Hi, I also have a question. Does that make representations in other locations meaningless? Since they are not supervised by any loss, the network can output arbitrary values for these representations.
Hi, I also have a question. Does that make representations in other locations meaningless? Since they are not supervised by any loss, the network can output arbitrary values for these representations.
Other representations are still used since in each attention layer, the [EOT] token is attended to every other location.
The position of [EOT] token is different for text with diff length, this dose not confuse the learning of position embedding?
@ygfrancois
The position of [EOT] token is different for text with diff length, this dose not confuse the learning of position embedding?
the [ETO] token is 49407 in this situation, which is the largest number in the tokenized_prompts (i.e text), so we can use text.argmax(dim=-1) to determine the position of [EOT]
@ygfrancois The position of [EOT] token is different for text with diff length, this dose not confuse the learning of position embedding? the [ETO] token is 49407 in this situation, which is the largest number in the tokenized_prompts (i.e text), so we can use text.argmax(dim=-1) to determine the position of [EOT]

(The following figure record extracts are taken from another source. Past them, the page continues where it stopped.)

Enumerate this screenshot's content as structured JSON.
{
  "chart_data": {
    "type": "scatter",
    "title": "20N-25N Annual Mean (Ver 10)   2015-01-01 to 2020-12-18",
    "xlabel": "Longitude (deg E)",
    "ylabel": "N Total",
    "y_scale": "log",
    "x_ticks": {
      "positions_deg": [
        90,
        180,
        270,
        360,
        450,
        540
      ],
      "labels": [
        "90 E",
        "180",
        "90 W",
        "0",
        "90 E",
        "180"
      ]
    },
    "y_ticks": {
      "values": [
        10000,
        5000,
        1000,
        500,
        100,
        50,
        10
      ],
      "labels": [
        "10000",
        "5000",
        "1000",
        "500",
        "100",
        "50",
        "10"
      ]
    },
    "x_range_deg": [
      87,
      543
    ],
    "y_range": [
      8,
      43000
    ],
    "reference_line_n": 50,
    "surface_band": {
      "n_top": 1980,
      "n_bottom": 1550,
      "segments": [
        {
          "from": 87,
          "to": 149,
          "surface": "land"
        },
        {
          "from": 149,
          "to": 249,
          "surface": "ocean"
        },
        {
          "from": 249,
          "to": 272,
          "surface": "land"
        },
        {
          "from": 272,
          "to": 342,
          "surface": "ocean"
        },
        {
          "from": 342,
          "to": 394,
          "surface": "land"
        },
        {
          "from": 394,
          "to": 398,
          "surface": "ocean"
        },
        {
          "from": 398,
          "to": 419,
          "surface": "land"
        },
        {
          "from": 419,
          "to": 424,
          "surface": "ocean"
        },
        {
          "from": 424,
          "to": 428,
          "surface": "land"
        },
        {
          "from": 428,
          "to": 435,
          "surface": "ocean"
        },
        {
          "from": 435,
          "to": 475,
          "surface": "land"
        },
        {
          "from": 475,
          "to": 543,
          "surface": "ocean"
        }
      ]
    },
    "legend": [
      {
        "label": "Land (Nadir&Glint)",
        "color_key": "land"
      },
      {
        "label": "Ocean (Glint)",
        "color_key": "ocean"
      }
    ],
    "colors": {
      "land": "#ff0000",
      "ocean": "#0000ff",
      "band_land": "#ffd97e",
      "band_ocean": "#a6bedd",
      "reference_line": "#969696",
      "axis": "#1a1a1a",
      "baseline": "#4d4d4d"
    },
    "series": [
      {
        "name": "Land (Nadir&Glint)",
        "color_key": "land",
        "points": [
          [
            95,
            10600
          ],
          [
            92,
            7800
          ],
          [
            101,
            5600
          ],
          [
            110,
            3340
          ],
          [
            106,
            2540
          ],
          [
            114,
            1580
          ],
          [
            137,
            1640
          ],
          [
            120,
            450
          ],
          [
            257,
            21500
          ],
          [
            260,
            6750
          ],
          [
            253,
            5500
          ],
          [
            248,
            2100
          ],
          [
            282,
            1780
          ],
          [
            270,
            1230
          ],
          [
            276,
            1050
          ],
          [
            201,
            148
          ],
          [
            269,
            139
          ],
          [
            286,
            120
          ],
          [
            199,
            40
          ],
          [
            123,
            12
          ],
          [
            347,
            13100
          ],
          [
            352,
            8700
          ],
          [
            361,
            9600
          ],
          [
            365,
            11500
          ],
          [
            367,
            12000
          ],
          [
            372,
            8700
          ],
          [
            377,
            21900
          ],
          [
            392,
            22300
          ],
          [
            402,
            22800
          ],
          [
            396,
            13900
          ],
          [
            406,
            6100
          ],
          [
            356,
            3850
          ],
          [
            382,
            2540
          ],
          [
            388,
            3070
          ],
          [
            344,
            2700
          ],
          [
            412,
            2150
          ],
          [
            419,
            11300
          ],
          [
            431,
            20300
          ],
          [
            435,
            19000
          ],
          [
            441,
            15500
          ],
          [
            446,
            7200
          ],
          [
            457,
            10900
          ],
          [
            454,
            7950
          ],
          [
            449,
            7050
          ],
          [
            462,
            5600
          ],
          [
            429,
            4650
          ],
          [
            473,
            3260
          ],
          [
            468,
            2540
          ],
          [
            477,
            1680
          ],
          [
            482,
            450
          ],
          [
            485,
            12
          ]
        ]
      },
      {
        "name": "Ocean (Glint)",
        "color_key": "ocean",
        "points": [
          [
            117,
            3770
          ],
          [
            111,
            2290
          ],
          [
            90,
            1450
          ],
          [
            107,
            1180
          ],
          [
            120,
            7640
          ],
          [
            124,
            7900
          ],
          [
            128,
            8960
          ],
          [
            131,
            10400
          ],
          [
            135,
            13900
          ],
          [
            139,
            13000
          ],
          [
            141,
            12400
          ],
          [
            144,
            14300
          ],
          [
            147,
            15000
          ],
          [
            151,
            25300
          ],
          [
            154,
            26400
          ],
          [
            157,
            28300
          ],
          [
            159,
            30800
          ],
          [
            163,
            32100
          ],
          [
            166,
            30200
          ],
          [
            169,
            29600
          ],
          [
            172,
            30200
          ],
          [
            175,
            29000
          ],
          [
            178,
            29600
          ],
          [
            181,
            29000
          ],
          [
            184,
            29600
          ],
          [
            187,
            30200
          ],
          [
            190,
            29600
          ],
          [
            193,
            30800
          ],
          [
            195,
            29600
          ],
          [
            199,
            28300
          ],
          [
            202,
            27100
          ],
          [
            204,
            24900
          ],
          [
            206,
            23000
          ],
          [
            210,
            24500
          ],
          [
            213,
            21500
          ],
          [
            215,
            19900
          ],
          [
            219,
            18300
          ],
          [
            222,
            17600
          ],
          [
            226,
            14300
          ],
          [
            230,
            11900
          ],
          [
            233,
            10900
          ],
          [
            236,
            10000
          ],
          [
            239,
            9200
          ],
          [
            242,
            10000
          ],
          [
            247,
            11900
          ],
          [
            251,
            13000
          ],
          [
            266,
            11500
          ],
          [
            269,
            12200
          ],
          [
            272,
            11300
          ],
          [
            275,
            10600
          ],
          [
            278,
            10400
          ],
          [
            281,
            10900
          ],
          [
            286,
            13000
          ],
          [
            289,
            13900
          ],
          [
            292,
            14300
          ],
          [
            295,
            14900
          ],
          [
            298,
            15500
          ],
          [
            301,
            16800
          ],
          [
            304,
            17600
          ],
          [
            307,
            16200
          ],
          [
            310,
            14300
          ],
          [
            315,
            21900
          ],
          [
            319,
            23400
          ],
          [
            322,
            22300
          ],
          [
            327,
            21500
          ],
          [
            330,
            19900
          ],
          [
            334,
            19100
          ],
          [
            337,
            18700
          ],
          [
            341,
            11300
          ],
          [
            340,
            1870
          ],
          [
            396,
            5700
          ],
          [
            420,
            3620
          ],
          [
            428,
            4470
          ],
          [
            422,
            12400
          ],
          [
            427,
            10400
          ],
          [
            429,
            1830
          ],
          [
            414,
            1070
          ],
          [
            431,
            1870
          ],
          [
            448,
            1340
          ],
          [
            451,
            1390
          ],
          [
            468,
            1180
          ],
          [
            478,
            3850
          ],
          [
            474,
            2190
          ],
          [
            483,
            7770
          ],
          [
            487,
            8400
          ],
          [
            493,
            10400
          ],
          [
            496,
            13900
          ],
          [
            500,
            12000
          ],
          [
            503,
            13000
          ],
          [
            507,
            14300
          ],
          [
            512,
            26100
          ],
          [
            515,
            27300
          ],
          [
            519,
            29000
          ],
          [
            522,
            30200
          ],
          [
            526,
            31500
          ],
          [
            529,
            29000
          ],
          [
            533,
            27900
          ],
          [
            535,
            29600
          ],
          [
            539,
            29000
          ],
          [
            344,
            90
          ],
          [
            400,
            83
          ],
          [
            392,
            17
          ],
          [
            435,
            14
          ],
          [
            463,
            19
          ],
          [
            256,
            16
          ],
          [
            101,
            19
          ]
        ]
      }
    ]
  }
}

Thank you @LikeGiver, I understand this point now. Argmax is used to locate the index (i_eot) of [EOT] at tokenized prompts. Once we locate it , we use the features of [EOT] by x[batchsize, i_eot] to represent the features of prompts
I have the same question. In my prompts, the number 49407 mean the end token of each prompt, not the useful meaning of each token. for example, [49406, 518, 34606, 771, 4267, 7863, 6898, 518, 4960, 2445, 537, 791, 1025, 33811, 538, 26878, 49407, 0, 0, 0, 0, ..., 0], I think i should choose the meaningful token except 49406 and 49407. Is it work?